There are important lessons for Pakistan to learn from the formation of the world’s largest free trade bloc in the Asia-Pacific region. A total of 15 countries (10 Asean nations plus five more) have got together and signed a landmark free trade agreement (FTA) in a decisive win for multilateralism, especially in this region, at a time when the world’s sole superpower is doing what it can to kill multinational deals in favour of aggressive bilateral arrangements. It is even more telling that the Chinese are at the centre of this deal, called the Regional Comprehensive Economic Partnership (RCEP), while the Americans have no part in it.
Perhaps there could have been no better farewell gift from President Xi Jinping to President Donald Trump. The latter’s four years in office were typified by hostility towards China, which came to the fore in the form of the reckless tariff war that not just harmed both the American and Chinese economies, but also disturbed supply chains across the world since China, the world’s workshop, was cut out of international markets because of American pressure. And the more the White House spewed venom on the Chinese and their way of doing business in the world the more President Xi was encouraged to just keep his head down, rather than indulge in needless dialogue, and look for ways to strengthen the Chinese economy as the whole world struggled with the financial impact of Covid-19.
Now China is at the centre of the biggest FTA the world has ever seen despite Washington’s efforts to take the shine off such deals permanently and the fact that US Secretary of State Mike Pompeo only recently visited the entire region and warned everybody against entering into any partnerships with Beijing.
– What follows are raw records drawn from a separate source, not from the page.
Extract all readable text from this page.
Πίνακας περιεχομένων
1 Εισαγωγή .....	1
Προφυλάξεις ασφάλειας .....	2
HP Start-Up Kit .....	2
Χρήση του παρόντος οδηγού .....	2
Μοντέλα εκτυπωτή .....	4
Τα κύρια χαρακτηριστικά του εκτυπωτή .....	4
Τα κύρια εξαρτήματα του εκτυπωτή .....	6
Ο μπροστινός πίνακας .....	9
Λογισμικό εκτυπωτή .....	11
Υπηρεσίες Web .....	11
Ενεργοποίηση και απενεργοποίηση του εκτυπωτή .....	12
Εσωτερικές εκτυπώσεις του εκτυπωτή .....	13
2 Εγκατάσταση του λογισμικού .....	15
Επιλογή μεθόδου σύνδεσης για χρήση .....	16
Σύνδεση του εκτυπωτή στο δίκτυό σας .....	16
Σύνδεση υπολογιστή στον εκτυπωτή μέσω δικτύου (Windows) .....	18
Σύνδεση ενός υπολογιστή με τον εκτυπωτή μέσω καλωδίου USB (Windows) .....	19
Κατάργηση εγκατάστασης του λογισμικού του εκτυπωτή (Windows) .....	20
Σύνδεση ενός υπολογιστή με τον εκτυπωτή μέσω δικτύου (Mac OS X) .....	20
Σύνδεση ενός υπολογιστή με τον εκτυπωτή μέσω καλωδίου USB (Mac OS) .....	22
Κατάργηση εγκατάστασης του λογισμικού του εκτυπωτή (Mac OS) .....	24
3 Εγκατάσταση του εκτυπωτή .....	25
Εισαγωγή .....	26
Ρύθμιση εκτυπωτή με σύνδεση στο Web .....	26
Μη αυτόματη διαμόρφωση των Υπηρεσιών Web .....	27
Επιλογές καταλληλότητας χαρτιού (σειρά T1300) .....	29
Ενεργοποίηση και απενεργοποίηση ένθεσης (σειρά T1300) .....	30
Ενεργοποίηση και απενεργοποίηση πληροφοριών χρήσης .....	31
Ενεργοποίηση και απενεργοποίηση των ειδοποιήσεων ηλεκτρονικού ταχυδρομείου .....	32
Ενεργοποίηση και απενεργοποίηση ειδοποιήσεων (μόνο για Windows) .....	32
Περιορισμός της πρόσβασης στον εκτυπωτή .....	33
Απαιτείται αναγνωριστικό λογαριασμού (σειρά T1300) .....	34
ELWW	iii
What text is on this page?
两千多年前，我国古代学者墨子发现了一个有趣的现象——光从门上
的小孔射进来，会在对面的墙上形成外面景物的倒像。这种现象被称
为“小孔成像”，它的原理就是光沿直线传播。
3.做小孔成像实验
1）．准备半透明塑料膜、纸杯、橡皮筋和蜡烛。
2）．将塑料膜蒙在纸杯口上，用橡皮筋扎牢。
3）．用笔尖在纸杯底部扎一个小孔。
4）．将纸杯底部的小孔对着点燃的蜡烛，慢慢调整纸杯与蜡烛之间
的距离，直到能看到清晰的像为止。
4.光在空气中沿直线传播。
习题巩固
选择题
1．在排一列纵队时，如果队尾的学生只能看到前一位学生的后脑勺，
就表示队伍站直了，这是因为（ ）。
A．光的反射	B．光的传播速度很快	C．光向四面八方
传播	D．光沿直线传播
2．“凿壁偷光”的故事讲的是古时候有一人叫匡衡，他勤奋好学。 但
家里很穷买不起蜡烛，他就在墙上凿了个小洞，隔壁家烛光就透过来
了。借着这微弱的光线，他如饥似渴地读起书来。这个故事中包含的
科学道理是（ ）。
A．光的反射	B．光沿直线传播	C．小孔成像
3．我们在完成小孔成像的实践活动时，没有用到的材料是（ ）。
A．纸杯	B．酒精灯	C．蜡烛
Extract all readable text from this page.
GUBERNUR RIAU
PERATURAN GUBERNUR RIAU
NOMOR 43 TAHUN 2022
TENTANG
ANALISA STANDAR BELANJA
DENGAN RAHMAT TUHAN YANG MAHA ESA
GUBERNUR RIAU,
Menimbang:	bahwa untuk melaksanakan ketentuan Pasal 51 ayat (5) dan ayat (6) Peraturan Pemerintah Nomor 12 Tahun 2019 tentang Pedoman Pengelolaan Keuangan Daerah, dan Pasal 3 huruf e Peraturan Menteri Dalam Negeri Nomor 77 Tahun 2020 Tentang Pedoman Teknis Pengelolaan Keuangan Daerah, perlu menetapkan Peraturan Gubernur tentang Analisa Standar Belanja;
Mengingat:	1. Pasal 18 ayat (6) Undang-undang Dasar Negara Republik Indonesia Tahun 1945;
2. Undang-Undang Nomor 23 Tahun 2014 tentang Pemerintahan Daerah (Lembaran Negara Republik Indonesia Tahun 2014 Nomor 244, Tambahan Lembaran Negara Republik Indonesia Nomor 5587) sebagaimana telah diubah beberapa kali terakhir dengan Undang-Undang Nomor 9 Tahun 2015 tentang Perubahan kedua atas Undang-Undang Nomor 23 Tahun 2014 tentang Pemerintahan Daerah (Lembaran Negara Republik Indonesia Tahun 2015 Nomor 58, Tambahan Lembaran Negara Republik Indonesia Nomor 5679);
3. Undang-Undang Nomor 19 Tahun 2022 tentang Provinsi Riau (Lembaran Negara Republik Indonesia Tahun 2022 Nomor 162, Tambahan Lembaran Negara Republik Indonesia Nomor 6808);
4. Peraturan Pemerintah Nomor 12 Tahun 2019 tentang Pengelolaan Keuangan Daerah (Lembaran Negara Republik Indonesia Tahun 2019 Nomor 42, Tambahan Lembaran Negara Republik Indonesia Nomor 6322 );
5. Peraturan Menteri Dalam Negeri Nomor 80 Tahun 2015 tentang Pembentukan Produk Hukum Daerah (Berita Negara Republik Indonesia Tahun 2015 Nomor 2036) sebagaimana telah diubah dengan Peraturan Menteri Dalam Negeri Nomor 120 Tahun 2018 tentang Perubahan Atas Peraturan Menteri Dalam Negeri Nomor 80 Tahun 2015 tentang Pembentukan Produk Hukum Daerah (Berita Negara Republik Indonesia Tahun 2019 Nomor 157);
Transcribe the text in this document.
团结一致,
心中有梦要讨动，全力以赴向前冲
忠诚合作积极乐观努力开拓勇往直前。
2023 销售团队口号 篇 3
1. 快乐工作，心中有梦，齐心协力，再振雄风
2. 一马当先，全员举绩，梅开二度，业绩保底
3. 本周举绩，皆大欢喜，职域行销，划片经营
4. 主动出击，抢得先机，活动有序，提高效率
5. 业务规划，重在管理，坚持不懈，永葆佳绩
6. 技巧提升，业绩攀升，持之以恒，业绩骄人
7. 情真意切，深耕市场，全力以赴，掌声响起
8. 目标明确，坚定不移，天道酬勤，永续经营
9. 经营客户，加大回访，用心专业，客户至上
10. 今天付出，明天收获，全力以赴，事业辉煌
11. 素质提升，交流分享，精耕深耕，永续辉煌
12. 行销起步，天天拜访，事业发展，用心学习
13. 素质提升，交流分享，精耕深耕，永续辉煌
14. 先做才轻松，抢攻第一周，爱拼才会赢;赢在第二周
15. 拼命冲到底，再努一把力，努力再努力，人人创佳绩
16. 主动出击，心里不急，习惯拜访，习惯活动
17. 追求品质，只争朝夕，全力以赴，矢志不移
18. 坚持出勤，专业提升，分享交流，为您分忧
Clearly the world has decided to pretty much ignore what comes out of Washington till there is a more balanced government in the White House. Whether or not that break will come with the Biden administration will become apparent very soon. While there is an urgent need to get back to business as usual with the Chinese so the whole world can begin to get back to normal, the new president will face a lot of domestic pressure regarding outsourcing jobs once again. So much rather than wait for America to figure things out the Chinese have very wisely decided to carve out their own niche in in the Asian region. Even American allies are part of the China-centric deal. Pakistan must realise the potential of trade-driven earnings from all this and get its export industry back in shape as soon as possible.